Antique kitchen chairs come in all styles and colors. They can have rush, caned, plank, woven and slat seats. There are ladder backs, slat backs, solid backs,bent backs and carved backs. Antique kitchen chairs can be Shaker, Windsor, plain or fancy. Antique chairs bring charm to a country kitchen, but work well as desk chairs. They can find a home on a sunny porch or a bedroom corner. But before you buy, know what to look for in a true antique chair.

Things You'll Need

  • Reference book

Know What You Are Looking For

  • Consult antique books and websites. Visit antique shops and talk to experts in the field. Learn as much as you can about the type of chair you want to buy.

  • Study the chair's craftsmanship. To be considered a true antique, a chair must be over 100 years old. Most antique chairs would have been handmade, not manufactured by machine. On a hand-crafted antique chair, the screws will have flat, untapered heads. There may also be signs of nicks, cuts and scrapes caused by hand tools.

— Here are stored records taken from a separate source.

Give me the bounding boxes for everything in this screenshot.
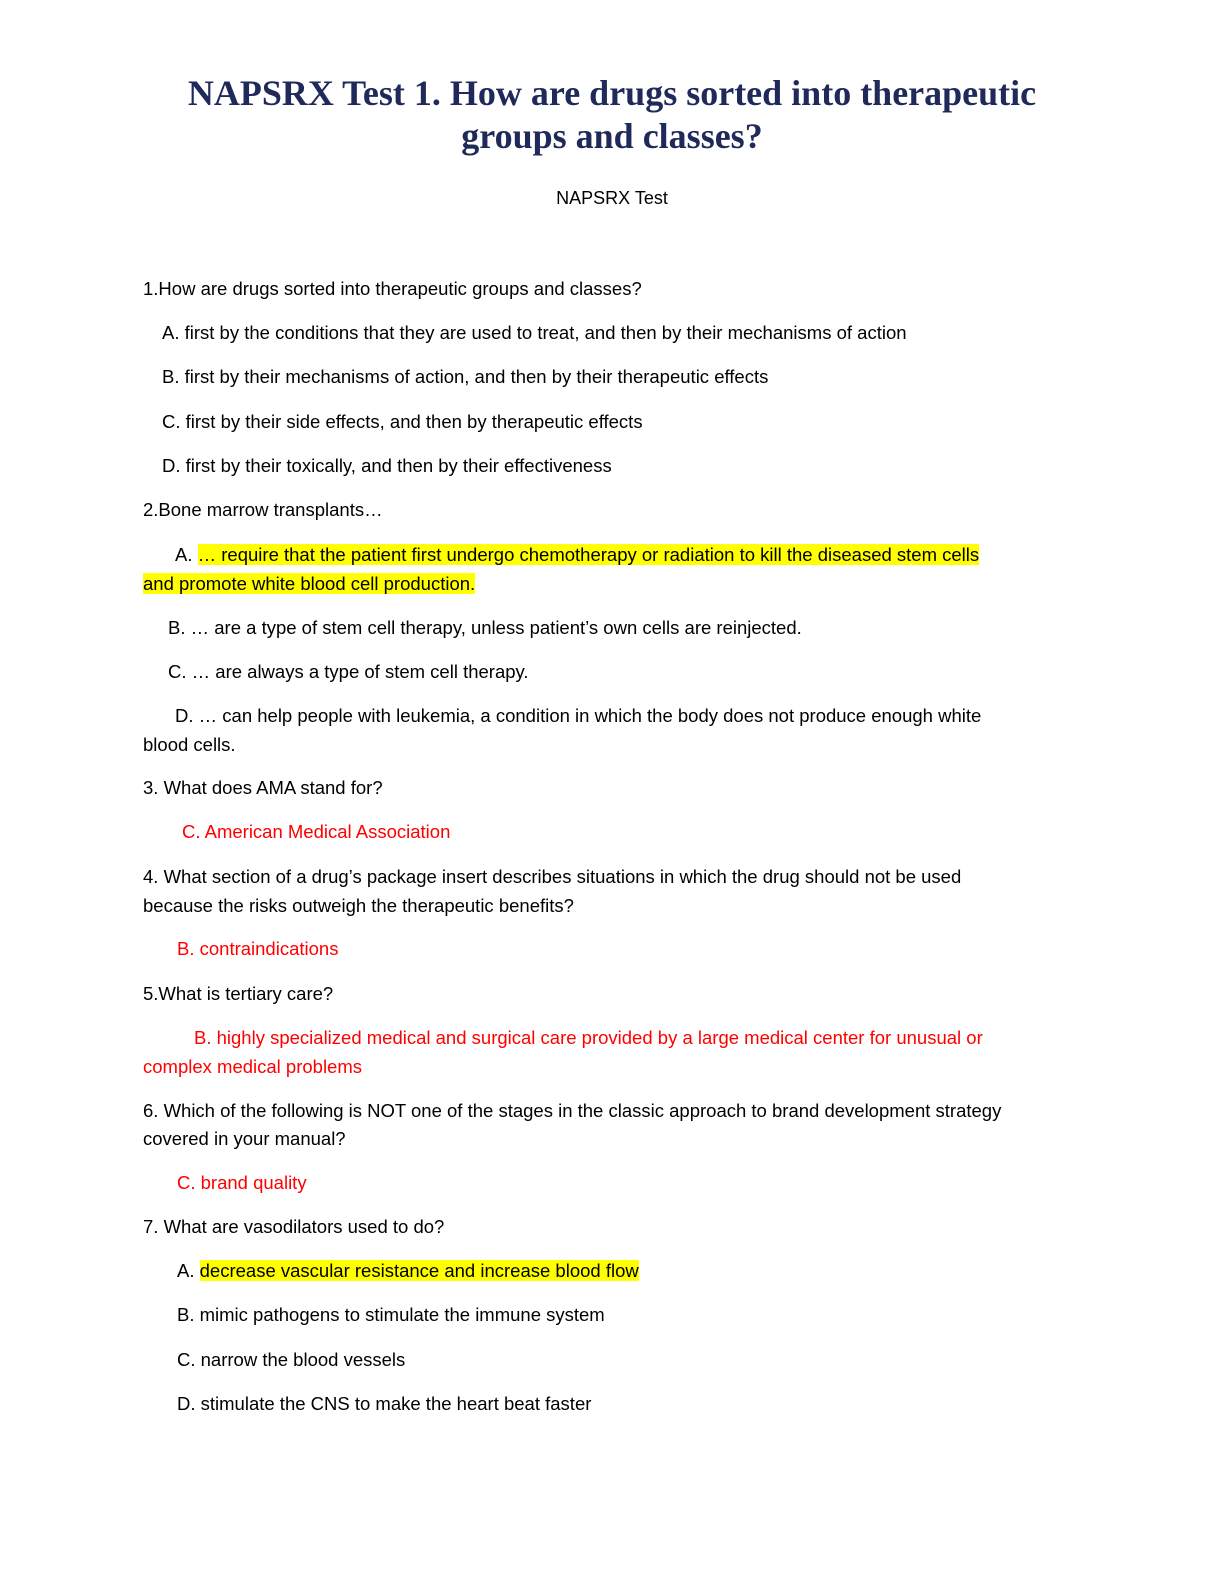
question-5-answer-continued: complex medical problems xyxy=(143,1056,363,1077)
question-1-option-d: D. first by their toxically, and then by their effectiveness xyxy=(162,455,612,476)
document-subtitle: NAPSRX Test xyxy=(556,188,668,208)
question-1-option-c: C. first by their side effects, and then by therapeutic effects xyxy=(162,411,643,432)
question-1-prompt: 1.How are drugs sorted into therapeutic groups and classes? xyxy=(143,278,642,299)
question-6-prompt: 6. Which of the following is NOT one of the stages in the classic approach to brand development strategy xyxy=(143,1100,1002,1121)
question-7-option-b: B. mimic pathogens to stimulate the immune system xyxy=(177,1304,605,1325)
question-2-option-b: B. … are a type of stem cell therapy, unless patient’s own cells are reinjected. xyxy=(168,617,802,638)
question-3-prompt: 3. What does AMA stand for? xyxy=(143,777,383,798)
question-2-option-d-continued: blood cells. xyxy=(143,734,236,755)
question-6-prompt-continued: covered in your manual? xyxy=(143,1128,346,1149)
question-1-option-b: B. first by their mechanisms of action, and then by their therapeutic effects xyxy=(162,366,769,387)
question-2-option-a-label: A. xyxy=(175,544,193,565)
question-7-prompt: 7. What are vasodilators used to do? xyxy=(143,1216,445,1237)
question-2-option-d: D. … can help people with leukemia, a condition in which the body does not produce enough white xyxy=(175,705,982,726)
question-2-option-c: C. … are always a type of stem cell therapy. xyxy=(168,661,529,682)
question-2-option-a xyxy=(175,540,979,569)
question-4-answer: B. contraindications xyxy=(177,938,339,959)
question-7-option-c: C. narrow the blood vessels xyxy=(177,1349,406,1370)
question-2-option-a-highlighted-text: … require that the patient first undergo chemotherapy or radiation to kill the diseased stem cells xyxy=(197,544,980,565)
question-7-option-a-highlighted-text: decrease vascular resistance and increase blood flow xyxy=(199,1260,639,1281)
question-4-prompt: 4. What section of a drug’s package insert describes situations in which the drug should not be used xyxy=(143,866,962,887)
question-7-option-a-label: A. xyxy=(177,1260,195,1281)
question-5-answer: B. highly specialized medical and surgical care provided by a large medical center for unusual or xyxy=(194,1027,983,1048)
question-3-answer: C. American Medical Association xyxy=(182,821,451,842)
document-title xyxy=(100,72,1124,158)
question-6-answer: C. brand quality xyxy=(177,1172,307,1193)
question-2-prompt: 2.Bone marrow transplants… xyxy=(143,499,383,520)
question-5-prompt: 5.What is tertiary care? xyxy=(143,983,334,1004)
question-1-option-a: A. first by the conditions that they are used to treat, and then by their mechanisms of action xyxy=(162,322,907,343)
question-7-option-d: D. stimulate the CNS to make the heart beat faster xyxy=(177,1393,592,1414)
question-4-prompt-continued: because the risks outweigh the therapeutic benefits? xyxy=(143,895,574,916)
question-7-option-a xyxy=(177,1256,639,1285)
question-2-option-a-highlighted-text-2: and promote white blood cell production. xyxy=(143,573,476,594)
title-line-2: groups and classes? xyxy=(461,116,763,156)
title-line-1: NAPSRX Test 1. How are drugs sorted into therapeutic xyxy=(187,73,1037,113)
question-2-option-a-continued xyxy=(143,569,475,598)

  • Look at how the chair is put together. If glue was used, look for signs of crystallization. The glue used on antique furniture was made from animal products and as it ages, it dries out. If the chair joints are loose, this is also a sign that the glue is old.

    Nails would have square heads and not be uniform in size.

  • Study the chair for signs of wear. Tip it upside down and look at the chair rail stretchers. If the chair is caned, are there holes worn in the seat or is the seat missing altogether? A plank chair seat will be worn smooth with wear. The paint on an antique chair may be worn off where people sat and rested their backs.

    Look at the finish, or patina, of the wood. True antiques have a glow from the build up of wax from years of use. This will only apply to chairs that are not painted.

  • Look for signs of mending or other alterations. Check to see if the chair has been mended in any way with modern materials like uniform nails and screws or if it has been stipped and refinished or the caning or rush on the seat has been replaced. The value of the chair goes down if any orgiinal parts have been replaced.

  • Take the chair to an appraiser. If possible, have an expert look at the chair and estimate its age and value.

Tips & Warnings

  • If you plan to use an antique chair on a daily basis, be sure that it is sturdy and won't break when someone sits in it.